Search code examples

Where are these allocations coming from and how does declaring the parameters' types prevent them?

So I'm learning Julia by solving ProjectEuler problems and I came up with this code for problem 27:

function isPrime(num)
    num < 2 && return false
    for i in 2:trunc(Int, √num)
        if num % i == 0
            return false
    return true

function quadratic(n, a, b)
    return n^2 + a*n + b

function consecutivePrimes(a, b)
    count = 0
    tryNum = 0
    while true
        currResult = quadratic(tryNum, a, b)
        !isPrime(currResult) && (return count)
        count += 1
        tryNum += 1

function longestConsecutivePrimes(modA, modB)
    longest = (0,0,0)
    for a in -modA:modA, b in -modB:modB
        consecutive = consecutivePrimes(a, b)
        longest[1] < consecutive && (longest = (consecutive, a, b))
    return longest

A, B = 999, 1000
@time size, a, b = longestConsecutivePrimes(A, B)
println("size: $size, a: $a, b: $b")
println("a*b = $(a*b)")

Which yields

  0.106938 seconds (36.28 k allocations: 2.239 MiB, 38.39% compilation time)
size: 71, a: -61, b: 971
a*b = -59231

Now, by replacing the parameters in the function longestConsecutivePrimes for

function longestConsecutivePrimes(modA::Int64, modB::Int64)

The script, when run in a separate terminal independent from the one before, yields

  0.064875 seconds (1 allocation: 16 bytes)
size: 71, a: -61, b: 971
a*b = -59231

Which is double as fast and has just 1 allocation.

Each script run was made in the linux terminal, not in the Julia REPL, closing the terminal between each run, so one run doesn't "profit" from the other's compilations.

Where were the allocations coming from and how does declaring the parameters' types prevent them?

I feel like understanding this will help me improve previous and future Julia scripts I write.


  • Here, the allocations go away also when A and B stop being global variables, so it seems likely the difference is from type inference being more difficult (i.e. allocations from the type inference code itself).

    Is it considered bad practice to leave the end of my script as is, outside a function? Would it be more Julian to wrap it in a function that prints the result and the benchmarks?

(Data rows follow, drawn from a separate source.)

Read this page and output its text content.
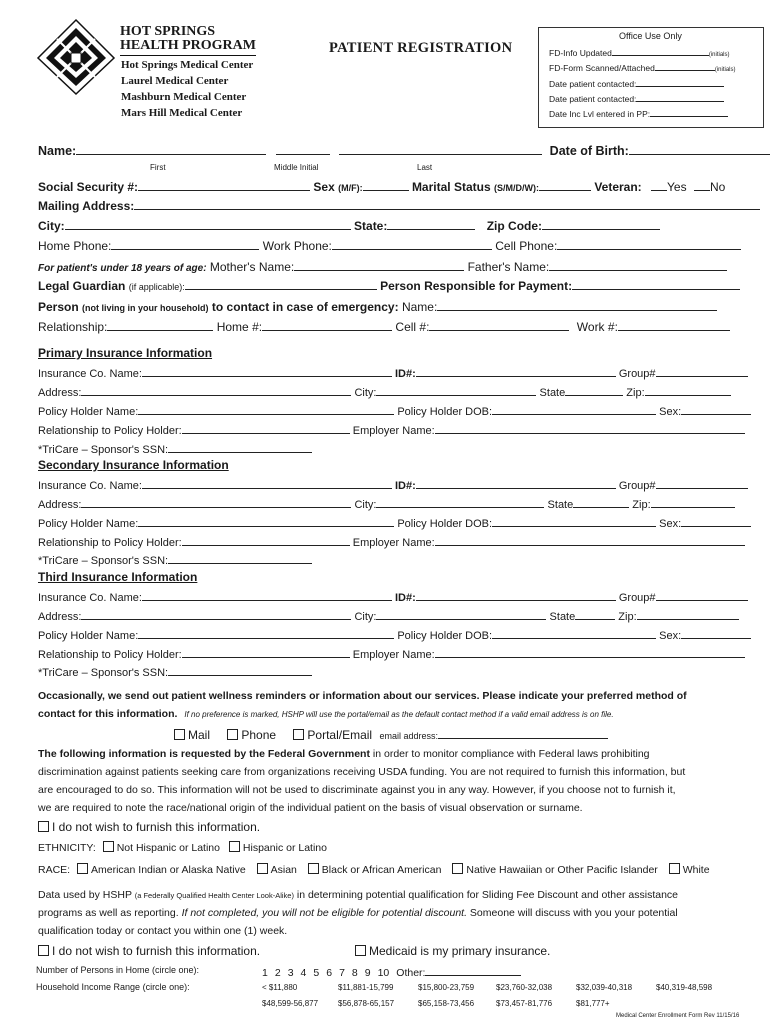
HOT SPRINGS
HEALTH PROGRAM
Hot Springs Medical Center
Laurel Medical Center
Mashburn Medical Center
Mars Hill Medical Center
PATIENT REGISTRATION
Office Use Only
FD-Info Updated	(initials)
FD-Form Scanned/Attached	(initials)
Date patient contacted:
Date patient contacted:
Date Inc Lvl entered in PP:
Name:	Date of Birth:
First	Middle Initial	Last
Social Security #:	Sex (M/F):	Marital Status (S/M/D/W):	Veteran: Yes No
Mailing Address:
City:	State:	Zip Code:
Home Phone:	Work Phone:	Cell Phone:
For patient's under 18 years of age: Mother's Name:	Father's Name:
Legal Guardian (if applicable):	Person Responsible for Payment:
Person (not living in your household) to contact in case of emergency: Name:
Relationship:	Home #:	Cell #:	Work #:
Primary Insurance Information
Insurance Co. Name:	ID#:	Group#
Address:	City:	State	Zip:
Policy Holder Name:	Policy Holder DOB:	Sex:
Relationship to Policy Holder:	Employer Name:
*TriCare – Sponsor's SSN:
Secondary Insurance Information
Insurance Co. Name:	ID#:	Group#
Address:	City:	State	Zip:
Policy Holder Name:	Policy Holder DOB:	Sex:
Relationship to Policy Holder:	Employer Name:
*TriCare – Sponsor's SSN:
Third Insurance Information
Insurance Co. Name:	ID#:	Group#
Address:	City:	State	Zip:
Policy Holder Name:	Policy Holder DOB:	Sex:
Relationship to Policy Holder:	Employer Name:
*TriCare – Sponsor's SSN:
Occasionally, we send out patient wellness reminders or information about our services. Please indicate your preferred method of
contact for this information. If no preference is marked, HSHP will use the portal/email as the default contact method if a valid email address is on file.
Mail	Phone	Portal/Email email address:
The following information is requested by the Federal Government in order to monitor compliance with Federal laws prohibiting
discrimination against patients seeking care from organizations receiving USDA funding. You are not required to furnish this information, but
are encouraged to do so. This information will not be used to discriminate against you in any way. However, if you choose not to furnish it,
we are required to note the race/national origin of the individual patient on the basis of visual observation or surname.
I do not wish to furnish this information.
ETHNICITY: Not Hispanic or Latino Hispanic or Latino
RACE: American Indian or Alaska Native Asian Black or African American Native Hawaiian or Other Pacific Islander White
Data used by HSHP (a Federally Qualified Health Center Look-Alike) in determining potential qualification for Sliding Fee Discount and other assistance
programs as well as reporting. If not completed, you will not be eligible for potential discount. Someone will discuss with you your potential
qualification today or contact you within one (1) week.
I do not wish to furnish this information.	Medicaid is my primary insurance.
Number of Persons in Home (circle one):	1 2 3 4 5 6 7 8 9 10 Other:
Household Income Range (circle one):	< $11,880	$11,881-15,799	$15,800-23,759	$23,760-32,038	$32,039-40,318	$40,319-48,598
$48,599-56,877 $56,878-65,157	$65,158-73,456	$73,457-81,776	$81,777+
Medical Center Enrollment Form Rev 11/15/16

    Of particular importance here is to avoid (non-constant) global variables. It's fine to have simple print statements (or @benchmark lines with setup code) in the global scope, but anything more complicated will likely need non-constant variables and hence should be put into a function as the manual recommends. (Also see the "Annotate values taken from untyped locations" section in the same manual page, which is what your second script is doing.)

    Edit: I'll leave this in in case it's useful to anyone else in the future, but this explanation doesn't apply in OP's case as mentioned in the comments.

    The first time you @timed the function, since you were calling it with two Int arguments, Julia automatically compiled a specialized version of the function for modA and modB being Ints. The @time macro included the allocations and time taken for this compilation step also, in its result (as you can see from the "38.39% compilation time" part of the output).

    When you changed the function to have type annotations and ran it again, Julia didn't have to compile anything because a compiled version of longestConsecutivePrimes that takes two Int arguments already existed. So in this run, only the execution of the function itself was timed, only its own allocations were reported.

    So adding the type annotations didn't change the allocations or running time. However, what it did accomplish was adding a new "method" to the longestConsecutivePrimes function - one with more specialized arguments. So after this point, any calls to the function with purely Int argument would use your second definition, whereas calls with other types - UInt8 or Int128 or even String for eg. - would use your first definition of the function. It's effectively defined for Any type. In this case of course, both the defintions happen to be identical. But in general, this way of type-specializing functions is core to using Julia's multiple dispatch paradigm.